Becker: Wir haben keine finanziellen Mittel
Die ausführliche Begründung folgte am Sonntagmittag nach dem Training. „Nach so einem Spiel muss man sich einfach mal kurz zurückziehen und die Situation besprechen. Genau das haben wir gemacht. Und relativ schnell waren wir uns dann einig“, sagte Becker in die ihm entgegengereckten Mikrofone. „Wir haben ein sehr, sehr gutes Gefühl mit dieser Konstellation. Und wir müssen uns hier beim HSV grundsätzlich mal andere Frage stellen: In den letzten zehn Jahren war immer gleich der Trainer schuld. Mittlerweile sind wir ein Zweitligaverein und haben keine finanziellen Mittel mehr. Von daher müssen wir auch mal etwas gemeinsam aushalten, wenn man von der Konstellation überzeugt ist. Und das sind wir“, sagte der Sportchef.

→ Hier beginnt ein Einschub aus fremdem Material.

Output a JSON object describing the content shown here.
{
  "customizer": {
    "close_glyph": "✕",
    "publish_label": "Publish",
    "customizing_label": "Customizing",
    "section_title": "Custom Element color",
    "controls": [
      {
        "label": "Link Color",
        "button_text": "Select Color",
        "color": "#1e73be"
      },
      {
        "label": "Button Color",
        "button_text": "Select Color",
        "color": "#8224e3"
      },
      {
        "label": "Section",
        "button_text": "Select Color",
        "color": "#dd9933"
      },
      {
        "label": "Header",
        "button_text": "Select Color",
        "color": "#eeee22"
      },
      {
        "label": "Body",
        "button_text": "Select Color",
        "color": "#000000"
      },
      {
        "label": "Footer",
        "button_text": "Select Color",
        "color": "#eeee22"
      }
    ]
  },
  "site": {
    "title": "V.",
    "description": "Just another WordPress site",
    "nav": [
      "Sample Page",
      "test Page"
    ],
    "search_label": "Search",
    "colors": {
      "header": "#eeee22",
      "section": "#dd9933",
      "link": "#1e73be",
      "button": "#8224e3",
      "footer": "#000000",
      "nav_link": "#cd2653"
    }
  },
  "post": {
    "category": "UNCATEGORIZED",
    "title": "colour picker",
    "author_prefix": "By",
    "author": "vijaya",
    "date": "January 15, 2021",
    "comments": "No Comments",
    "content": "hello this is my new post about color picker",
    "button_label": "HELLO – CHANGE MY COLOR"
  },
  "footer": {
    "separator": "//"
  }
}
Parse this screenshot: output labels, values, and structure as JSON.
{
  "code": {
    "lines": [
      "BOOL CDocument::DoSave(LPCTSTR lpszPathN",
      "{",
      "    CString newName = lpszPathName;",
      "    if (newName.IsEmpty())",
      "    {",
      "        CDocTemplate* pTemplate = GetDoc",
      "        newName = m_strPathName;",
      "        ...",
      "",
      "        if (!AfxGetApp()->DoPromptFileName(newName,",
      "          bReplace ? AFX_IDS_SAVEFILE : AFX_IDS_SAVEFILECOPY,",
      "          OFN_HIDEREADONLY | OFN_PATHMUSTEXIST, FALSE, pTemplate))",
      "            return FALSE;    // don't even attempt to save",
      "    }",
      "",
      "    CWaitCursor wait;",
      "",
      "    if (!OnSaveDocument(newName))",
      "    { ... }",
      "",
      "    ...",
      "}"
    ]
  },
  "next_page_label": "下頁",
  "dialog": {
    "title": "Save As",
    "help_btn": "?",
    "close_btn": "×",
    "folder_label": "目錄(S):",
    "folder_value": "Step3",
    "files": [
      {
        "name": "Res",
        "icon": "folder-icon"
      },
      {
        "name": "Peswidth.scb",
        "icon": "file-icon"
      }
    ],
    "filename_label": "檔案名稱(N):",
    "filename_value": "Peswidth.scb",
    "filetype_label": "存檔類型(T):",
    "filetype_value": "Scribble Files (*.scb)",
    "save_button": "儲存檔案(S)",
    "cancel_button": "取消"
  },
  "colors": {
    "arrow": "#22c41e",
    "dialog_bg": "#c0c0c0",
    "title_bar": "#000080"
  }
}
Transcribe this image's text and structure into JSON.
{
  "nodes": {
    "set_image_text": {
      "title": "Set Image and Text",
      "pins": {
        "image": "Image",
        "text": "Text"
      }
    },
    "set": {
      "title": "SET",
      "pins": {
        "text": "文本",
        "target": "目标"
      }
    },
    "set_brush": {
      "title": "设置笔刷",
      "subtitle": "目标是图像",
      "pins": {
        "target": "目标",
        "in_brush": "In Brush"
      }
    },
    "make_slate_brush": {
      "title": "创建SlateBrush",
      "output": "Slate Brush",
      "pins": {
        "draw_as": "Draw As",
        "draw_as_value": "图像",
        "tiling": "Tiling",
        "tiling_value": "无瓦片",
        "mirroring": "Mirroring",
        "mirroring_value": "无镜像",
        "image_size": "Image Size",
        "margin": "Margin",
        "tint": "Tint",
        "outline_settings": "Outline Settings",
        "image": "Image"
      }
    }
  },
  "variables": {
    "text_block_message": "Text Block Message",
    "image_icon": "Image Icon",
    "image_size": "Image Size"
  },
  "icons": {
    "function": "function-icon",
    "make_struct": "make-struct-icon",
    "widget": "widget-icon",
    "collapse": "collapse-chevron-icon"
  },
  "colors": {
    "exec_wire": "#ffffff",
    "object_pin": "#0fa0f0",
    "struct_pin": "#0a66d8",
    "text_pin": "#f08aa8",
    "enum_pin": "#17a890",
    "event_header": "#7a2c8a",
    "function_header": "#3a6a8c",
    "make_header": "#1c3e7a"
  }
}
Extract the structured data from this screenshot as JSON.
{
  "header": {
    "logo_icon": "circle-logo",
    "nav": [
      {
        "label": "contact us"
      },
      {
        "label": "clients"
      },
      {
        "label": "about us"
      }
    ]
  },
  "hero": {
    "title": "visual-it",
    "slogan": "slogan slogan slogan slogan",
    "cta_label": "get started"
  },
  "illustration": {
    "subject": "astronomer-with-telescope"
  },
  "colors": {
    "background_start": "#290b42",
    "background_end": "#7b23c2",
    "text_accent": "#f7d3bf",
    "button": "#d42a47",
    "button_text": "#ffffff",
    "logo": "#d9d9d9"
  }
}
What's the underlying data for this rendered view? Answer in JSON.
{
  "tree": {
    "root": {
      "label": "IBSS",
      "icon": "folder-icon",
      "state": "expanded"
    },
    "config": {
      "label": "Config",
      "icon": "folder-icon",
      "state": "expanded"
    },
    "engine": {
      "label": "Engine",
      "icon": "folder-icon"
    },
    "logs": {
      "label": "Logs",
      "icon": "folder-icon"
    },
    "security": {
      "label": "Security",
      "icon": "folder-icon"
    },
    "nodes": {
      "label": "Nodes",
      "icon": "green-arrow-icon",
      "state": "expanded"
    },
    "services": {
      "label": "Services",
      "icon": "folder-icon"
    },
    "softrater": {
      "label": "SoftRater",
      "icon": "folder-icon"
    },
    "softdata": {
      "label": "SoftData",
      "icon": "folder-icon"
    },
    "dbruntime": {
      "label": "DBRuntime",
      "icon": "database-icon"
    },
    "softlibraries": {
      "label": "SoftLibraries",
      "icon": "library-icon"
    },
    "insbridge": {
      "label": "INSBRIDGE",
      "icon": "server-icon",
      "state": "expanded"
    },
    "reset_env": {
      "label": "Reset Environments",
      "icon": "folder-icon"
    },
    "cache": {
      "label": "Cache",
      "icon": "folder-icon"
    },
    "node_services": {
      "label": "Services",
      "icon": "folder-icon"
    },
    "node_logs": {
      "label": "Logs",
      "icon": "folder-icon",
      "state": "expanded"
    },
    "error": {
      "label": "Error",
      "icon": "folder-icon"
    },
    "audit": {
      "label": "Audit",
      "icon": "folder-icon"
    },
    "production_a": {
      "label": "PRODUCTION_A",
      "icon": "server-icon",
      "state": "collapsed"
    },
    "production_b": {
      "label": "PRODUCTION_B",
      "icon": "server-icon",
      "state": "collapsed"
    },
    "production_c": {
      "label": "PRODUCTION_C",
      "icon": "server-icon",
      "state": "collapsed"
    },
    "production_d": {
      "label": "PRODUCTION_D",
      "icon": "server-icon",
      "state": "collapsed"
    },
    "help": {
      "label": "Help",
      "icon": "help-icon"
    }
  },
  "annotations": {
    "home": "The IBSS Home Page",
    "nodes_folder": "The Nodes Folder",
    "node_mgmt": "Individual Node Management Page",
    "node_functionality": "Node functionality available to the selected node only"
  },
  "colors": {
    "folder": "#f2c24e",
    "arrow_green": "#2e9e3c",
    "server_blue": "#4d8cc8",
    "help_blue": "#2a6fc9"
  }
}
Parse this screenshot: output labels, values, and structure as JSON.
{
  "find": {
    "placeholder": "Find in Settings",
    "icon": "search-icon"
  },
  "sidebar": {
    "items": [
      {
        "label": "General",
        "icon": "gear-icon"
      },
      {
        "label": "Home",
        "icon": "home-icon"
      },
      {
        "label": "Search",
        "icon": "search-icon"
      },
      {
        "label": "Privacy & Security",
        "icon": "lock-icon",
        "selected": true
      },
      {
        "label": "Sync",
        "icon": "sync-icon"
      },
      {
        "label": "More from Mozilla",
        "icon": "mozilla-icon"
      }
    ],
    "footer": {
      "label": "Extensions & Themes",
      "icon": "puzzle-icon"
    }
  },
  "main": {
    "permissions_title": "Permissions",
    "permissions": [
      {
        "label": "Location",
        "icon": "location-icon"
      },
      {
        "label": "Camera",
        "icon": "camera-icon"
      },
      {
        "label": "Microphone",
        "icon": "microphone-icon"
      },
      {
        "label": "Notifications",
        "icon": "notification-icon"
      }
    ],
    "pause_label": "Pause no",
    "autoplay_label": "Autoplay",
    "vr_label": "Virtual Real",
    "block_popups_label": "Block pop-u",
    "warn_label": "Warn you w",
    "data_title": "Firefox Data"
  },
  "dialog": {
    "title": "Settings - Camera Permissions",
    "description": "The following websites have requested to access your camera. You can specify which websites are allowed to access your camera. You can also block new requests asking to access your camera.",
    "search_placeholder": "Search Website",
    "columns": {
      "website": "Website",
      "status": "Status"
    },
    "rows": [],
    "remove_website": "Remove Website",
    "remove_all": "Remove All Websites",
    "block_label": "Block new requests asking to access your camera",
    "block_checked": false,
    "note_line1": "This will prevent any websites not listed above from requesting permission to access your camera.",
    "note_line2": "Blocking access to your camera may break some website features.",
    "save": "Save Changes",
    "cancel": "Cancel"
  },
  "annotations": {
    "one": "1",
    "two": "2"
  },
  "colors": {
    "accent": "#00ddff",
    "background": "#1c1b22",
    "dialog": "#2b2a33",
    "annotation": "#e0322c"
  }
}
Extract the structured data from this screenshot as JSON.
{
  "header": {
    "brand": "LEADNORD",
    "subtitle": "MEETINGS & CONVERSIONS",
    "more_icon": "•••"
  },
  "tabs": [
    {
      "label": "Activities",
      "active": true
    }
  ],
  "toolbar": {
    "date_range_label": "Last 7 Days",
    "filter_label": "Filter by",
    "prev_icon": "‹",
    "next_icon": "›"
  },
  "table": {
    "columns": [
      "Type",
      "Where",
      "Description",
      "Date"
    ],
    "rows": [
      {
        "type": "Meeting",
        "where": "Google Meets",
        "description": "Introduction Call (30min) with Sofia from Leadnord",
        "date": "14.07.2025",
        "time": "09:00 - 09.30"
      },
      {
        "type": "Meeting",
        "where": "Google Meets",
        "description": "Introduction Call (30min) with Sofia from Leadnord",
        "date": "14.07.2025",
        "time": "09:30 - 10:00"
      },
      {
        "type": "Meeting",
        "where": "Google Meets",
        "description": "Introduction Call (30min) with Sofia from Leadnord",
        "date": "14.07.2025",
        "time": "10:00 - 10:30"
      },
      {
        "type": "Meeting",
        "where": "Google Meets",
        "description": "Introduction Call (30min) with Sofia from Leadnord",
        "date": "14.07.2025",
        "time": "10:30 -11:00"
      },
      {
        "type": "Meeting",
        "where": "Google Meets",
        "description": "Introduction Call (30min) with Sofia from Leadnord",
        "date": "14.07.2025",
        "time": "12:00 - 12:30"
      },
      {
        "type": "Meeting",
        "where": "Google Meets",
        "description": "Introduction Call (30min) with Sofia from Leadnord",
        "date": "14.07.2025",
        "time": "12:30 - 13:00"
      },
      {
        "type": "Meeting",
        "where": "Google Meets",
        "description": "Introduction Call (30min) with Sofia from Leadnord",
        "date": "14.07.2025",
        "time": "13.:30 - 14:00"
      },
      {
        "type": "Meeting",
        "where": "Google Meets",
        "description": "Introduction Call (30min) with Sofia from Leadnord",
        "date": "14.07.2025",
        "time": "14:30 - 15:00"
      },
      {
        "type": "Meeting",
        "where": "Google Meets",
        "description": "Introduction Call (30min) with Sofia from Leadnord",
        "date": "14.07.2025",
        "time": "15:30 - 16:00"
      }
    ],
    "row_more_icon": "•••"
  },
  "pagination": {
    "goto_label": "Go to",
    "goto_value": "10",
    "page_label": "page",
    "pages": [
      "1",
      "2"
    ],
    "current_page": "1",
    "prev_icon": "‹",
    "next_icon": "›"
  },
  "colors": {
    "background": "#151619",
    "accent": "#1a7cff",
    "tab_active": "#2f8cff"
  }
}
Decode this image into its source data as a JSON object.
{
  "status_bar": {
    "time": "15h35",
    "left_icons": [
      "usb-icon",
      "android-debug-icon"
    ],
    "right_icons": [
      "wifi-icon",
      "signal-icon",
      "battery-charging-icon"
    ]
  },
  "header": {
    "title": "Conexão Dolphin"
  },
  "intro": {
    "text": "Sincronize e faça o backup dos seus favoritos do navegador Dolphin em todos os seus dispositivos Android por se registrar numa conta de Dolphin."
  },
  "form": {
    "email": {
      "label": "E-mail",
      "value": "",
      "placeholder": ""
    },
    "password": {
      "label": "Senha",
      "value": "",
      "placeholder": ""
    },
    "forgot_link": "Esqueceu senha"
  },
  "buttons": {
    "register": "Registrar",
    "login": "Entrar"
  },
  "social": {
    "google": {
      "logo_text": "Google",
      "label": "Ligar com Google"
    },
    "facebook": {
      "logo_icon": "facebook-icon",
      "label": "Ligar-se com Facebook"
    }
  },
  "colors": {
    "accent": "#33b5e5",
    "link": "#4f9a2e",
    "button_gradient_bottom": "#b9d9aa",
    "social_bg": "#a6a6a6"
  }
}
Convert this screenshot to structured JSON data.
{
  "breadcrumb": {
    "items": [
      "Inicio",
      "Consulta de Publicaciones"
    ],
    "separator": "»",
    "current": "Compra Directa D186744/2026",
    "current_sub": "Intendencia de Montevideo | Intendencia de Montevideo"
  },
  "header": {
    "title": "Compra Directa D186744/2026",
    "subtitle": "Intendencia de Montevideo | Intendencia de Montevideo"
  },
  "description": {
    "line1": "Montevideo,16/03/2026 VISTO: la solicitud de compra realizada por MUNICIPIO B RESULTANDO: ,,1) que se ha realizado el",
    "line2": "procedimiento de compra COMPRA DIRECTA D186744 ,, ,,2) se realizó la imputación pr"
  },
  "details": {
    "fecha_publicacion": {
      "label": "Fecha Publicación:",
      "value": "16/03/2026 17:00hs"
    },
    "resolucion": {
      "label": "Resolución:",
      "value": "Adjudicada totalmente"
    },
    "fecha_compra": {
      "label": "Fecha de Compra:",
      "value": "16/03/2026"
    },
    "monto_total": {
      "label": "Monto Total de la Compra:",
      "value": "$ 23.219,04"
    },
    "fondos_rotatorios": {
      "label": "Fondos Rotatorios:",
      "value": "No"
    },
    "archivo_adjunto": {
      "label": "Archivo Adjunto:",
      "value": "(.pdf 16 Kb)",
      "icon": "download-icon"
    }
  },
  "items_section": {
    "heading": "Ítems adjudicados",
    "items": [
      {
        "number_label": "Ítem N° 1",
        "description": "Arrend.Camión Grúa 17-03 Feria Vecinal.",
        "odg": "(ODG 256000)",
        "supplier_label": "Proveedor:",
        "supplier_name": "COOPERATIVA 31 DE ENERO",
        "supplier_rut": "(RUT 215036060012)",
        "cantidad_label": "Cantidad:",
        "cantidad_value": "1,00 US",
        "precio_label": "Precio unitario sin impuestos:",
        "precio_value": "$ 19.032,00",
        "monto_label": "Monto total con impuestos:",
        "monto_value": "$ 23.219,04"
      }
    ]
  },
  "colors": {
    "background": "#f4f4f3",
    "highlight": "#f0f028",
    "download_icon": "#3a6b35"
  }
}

Debakel! HSV mit blutleerem Auftritt gegen Ingolstadt
Was Becker nicht sagte, aber durchaus andeutete: Letztendlich fehlten zwei Spieltage vor Schluss wohl auch die überzeugenden Alternativen. Sowohl intern als auch extern. „Wir haben keine B-Lösung“, erklärte der Schwabe, der – anders als zuvor – dem massiv in der Kritik stehenden Wolf keinen Freifahrtschein über die Saison hinaus mehr ausstellen wollte. „Es ging nur darum, was in diesem Moment die beste Konstellation ist. Das Beste ist – und das haben wir gestern entschieden – in dieser Konstellation erst einmal nach Paderborn zu fahren.“
Völlig verrückt: HSV kann noch aufsteigen
Dabei gehört es zur Irrationalität des Fußballs, dass der wolfsche HSV trotz allem noch immer beste Chancen im Aufstiegsrennen hat. Rein theoretisch natürlich. Denn nachdem auch Paderborn (0:2 in Bielefeld) und Union Berlin (1:2 in Darmstadt) verloren haben, würden den Hamburgern zwei Siege, in Paderborn und gegen den Tabellenletzten Duisburg, definitiv für Relegationsplatz drei, möglicherweise sogar für den direkten Aufstieg auf Rang zwei reichen.
Das Restprogramm der Aufstiegskandidaten
Der 1. FC Köln, der in der vergangenen Woche Trainer Markus Anfang entlassen hatte, kann im Übrigen bereits am heutigen Montag mit einem Unentschieden in Fürth den Aufstieg endgültig perfekt machen.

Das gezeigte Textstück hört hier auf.